In a New York Times editorial by Thomas L. Friedman, he quoted Brian Krzanich, the C.E.O. of Intel, who said: “I believe my grandchildren will not drive.” Friedman noted “Since Krzanich has teenage daughters, that means self-driving vehicles should be fully deployed in 25 years, at which time you won’t ‘steer’ your car but will program it on a smartphone or watch or glasses. Sounds like fun — unless you’re one of the millions who drive a truck or cab for a living.”
Recent research indicates that auto manufacturers, technology companies including Google, and legislators predict that by 2020, self-driving cars will be navigating public roads in countries such as the US, UK and Finland. Most autonomous vehicles will not be owned by individuals but by companies, then rented out to travelers by the hour.

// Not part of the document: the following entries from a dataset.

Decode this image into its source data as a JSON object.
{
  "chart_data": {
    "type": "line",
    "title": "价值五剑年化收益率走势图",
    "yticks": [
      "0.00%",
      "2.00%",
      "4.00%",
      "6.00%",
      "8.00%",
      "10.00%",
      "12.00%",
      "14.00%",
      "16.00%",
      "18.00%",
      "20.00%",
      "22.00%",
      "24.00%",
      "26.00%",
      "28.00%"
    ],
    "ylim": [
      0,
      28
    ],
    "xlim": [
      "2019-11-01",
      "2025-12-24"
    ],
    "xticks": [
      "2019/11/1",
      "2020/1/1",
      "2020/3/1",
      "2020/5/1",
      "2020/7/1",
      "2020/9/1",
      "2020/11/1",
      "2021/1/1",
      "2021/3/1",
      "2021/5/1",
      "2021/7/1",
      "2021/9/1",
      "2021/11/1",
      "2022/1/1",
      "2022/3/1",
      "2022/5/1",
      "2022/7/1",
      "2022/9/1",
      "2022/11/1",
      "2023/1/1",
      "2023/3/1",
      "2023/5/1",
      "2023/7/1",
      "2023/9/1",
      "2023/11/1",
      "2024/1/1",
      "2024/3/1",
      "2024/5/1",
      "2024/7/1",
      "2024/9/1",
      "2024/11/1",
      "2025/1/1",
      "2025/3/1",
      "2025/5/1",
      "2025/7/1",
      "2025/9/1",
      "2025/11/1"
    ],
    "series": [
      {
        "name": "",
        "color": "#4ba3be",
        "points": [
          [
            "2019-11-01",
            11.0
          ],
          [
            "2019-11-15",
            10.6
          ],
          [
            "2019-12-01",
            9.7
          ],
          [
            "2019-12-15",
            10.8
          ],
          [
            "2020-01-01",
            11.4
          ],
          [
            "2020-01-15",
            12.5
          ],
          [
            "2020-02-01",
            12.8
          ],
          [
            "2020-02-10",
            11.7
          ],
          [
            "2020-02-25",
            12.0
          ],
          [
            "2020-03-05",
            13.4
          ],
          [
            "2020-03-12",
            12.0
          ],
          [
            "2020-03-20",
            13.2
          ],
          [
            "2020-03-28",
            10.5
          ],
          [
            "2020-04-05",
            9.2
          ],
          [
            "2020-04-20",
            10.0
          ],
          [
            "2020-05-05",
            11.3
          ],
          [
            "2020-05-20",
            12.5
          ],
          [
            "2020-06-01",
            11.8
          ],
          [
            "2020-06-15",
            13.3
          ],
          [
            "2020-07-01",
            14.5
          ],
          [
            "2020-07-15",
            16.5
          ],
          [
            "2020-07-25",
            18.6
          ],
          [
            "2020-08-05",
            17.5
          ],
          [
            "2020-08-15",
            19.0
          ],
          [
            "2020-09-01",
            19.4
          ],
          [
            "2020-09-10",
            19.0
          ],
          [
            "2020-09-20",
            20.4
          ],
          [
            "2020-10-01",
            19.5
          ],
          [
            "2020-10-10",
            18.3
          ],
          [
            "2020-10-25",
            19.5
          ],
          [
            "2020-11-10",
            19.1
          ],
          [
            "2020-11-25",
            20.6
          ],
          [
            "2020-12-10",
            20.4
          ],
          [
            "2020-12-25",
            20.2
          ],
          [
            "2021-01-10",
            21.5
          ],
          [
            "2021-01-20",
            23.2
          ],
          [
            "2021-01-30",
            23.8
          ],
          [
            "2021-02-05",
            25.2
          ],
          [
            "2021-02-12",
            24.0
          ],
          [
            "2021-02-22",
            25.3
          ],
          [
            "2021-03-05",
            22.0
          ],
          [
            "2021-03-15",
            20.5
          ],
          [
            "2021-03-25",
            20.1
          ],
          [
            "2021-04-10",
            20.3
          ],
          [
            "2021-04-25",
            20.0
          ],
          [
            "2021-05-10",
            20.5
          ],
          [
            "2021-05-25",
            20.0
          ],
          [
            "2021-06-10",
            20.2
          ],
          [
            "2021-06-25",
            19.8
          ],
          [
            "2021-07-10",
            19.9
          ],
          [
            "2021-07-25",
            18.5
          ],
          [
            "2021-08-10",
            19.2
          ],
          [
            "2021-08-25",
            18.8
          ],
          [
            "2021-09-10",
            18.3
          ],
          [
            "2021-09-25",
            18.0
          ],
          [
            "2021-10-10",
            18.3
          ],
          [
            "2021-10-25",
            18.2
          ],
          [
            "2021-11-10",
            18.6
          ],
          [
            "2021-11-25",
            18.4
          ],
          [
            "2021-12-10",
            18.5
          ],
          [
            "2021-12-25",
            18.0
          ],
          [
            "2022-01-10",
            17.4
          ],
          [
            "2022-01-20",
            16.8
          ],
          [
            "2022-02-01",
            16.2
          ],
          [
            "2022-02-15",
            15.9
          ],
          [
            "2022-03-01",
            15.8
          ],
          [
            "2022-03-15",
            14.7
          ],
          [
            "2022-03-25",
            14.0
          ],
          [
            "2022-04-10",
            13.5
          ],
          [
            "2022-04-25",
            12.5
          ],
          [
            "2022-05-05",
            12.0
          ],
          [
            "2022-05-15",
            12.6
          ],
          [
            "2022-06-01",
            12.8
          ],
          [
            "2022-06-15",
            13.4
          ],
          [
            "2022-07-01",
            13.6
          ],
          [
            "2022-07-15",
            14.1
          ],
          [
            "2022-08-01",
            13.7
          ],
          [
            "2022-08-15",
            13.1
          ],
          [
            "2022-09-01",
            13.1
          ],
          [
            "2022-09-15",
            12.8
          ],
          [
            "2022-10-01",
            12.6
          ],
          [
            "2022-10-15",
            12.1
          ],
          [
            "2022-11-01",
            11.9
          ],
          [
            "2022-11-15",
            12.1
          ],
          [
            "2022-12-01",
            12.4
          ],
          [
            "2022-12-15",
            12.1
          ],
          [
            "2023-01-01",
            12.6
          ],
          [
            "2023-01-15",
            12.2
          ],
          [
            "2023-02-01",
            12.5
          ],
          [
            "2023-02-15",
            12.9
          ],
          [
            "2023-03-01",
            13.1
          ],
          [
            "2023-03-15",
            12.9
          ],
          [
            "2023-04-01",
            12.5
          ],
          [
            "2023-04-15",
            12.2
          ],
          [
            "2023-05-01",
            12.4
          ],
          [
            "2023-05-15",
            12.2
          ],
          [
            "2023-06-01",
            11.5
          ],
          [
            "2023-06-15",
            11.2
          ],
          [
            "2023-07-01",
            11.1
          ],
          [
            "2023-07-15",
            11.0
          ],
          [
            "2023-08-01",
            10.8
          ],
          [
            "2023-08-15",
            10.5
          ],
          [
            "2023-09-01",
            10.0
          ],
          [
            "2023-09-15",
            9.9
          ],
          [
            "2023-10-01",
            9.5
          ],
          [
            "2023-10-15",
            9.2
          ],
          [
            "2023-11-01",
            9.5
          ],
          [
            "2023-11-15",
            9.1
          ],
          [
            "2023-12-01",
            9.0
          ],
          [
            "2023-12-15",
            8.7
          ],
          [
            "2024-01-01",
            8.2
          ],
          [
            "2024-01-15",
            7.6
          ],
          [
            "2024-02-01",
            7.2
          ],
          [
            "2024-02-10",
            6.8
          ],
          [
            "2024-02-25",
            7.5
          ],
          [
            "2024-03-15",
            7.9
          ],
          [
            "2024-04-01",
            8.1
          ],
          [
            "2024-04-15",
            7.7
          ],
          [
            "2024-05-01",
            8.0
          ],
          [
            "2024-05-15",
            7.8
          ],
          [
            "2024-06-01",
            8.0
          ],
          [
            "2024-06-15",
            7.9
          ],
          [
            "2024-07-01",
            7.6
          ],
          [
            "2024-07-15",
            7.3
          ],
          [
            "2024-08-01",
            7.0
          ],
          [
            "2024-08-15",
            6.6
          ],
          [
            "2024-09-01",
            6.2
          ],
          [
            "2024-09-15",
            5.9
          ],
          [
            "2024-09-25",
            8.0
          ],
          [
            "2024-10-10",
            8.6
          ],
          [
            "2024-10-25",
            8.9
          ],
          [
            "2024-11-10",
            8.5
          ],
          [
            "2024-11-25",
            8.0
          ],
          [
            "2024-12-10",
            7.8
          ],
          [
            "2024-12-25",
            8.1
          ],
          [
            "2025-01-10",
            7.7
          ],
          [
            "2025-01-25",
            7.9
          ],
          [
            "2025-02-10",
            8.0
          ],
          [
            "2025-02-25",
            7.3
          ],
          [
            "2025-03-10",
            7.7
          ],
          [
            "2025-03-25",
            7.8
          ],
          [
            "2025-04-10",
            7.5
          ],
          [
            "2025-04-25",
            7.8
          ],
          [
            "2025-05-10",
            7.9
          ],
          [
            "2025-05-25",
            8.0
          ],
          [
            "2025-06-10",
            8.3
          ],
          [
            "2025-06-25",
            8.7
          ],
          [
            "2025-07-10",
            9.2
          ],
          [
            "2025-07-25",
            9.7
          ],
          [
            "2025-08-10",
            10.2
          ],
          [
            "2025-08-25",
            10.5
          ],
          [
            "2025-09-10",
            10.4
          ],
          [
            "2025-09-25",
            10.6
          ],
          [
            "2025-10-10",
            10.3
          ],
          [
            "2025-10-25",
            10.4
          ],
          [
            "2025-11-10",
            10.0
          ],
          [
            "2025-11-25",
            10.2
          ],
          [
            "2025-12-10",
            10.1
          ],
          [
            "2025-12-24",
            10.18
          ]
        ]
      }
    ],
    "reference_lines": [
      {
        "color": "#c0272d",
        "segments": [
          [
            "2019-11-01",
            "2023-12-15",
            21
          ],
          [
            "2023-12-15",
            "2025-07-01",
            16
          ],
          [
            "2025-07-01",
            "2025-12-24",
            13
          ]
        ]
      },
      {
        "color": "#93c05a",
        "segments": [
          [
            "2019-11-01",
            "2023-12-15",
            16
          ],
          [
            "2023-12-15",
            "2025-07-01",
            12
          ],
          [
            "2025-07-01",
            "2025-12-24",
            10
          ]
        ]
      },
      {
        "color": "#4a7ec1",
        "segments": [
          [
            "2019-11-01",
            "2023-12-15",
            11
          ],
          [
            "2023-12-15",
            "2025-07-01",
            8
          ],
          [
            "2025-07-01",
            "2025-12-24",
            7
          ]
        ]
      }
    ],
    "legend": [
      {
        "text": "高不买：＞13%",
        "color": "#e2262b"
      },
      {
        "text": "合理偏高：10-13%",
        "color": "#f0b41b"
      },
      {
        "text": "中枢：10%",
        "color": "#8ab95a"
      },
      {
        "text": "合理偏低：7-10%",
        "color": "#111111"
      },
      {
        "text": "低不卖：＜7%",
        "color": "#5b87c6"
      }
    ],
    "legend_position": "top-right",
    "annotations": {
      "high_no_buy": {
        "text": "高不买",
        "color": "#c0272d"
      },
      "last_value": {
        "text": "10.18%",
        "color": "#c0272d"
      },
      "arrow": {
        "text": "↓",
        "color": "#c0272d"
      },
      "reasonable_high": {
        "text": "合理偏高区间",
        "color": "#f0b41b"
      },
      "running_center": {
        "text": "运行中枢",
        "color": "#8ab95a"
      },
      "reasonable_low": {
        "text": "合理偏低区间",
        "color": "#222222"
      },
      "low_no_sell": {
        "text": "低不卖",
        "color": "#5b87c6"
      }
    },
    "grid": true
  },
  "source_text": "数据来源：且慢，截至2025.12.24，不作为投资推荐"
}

The advancement of technology will impact almost every industry. As Friedman noted “don’t think you’re safe as an accountant, either.” This vision of the future frightens many people for different reasons. Some are concerned about their loss of employment. Fear of the unknown as to what impact new technologies will have in the future is another catalyst for concern. Still others view the future with great excitement and view developments as new opportunities for growth.
To that last point, Friedman wrote “The notion that we can go to college for four years and then spend that knowledge for the next 30 is over. If you want to be a lifelong employee anywhere today, you have to be a lifelong learner. And that means: More is now on you. And that means self-motivation to learn and keep learning becomes the most important life skill.” British consultant Max McKeown noted "all failure is failure to adapt, all success is successful adaptation."
Best-selling author and Dilbert creator Scott Adams understood the value of adapting to succeed. Adams believes that you are what you learn. “If all you know is how to be a gang member, that’s what you’ll be, at least until you learn something else. If you become a marine, you’ll learn to control fear. If you go to law school, you’ll see the world as a competition. If you study engineering, you’ll start to see the world as a complicated machine that needs tweaking.” Adams wrote “It’s easy to feel trapped in your own life. Circumstances can sometimes feel as if they form a jail around you. But there’s almost nothing you can’t learn your way out of. If you don’t like who you are, you have the option of learning until you become someone else. Life is like a jail with an unlocked, heavy door. You’re free the minute you realize the door will open if you simply lean into it.”
Adams should know as he himself learned how to be a cartoonist; something he wanted to do since his childhood. For six years, Adams learned how to balance his day job with the publication of his Dilbert cartoon. From 1989 until 1995, he created Dilbert during mornings, evenings, and weekends while maintaining his full-time job.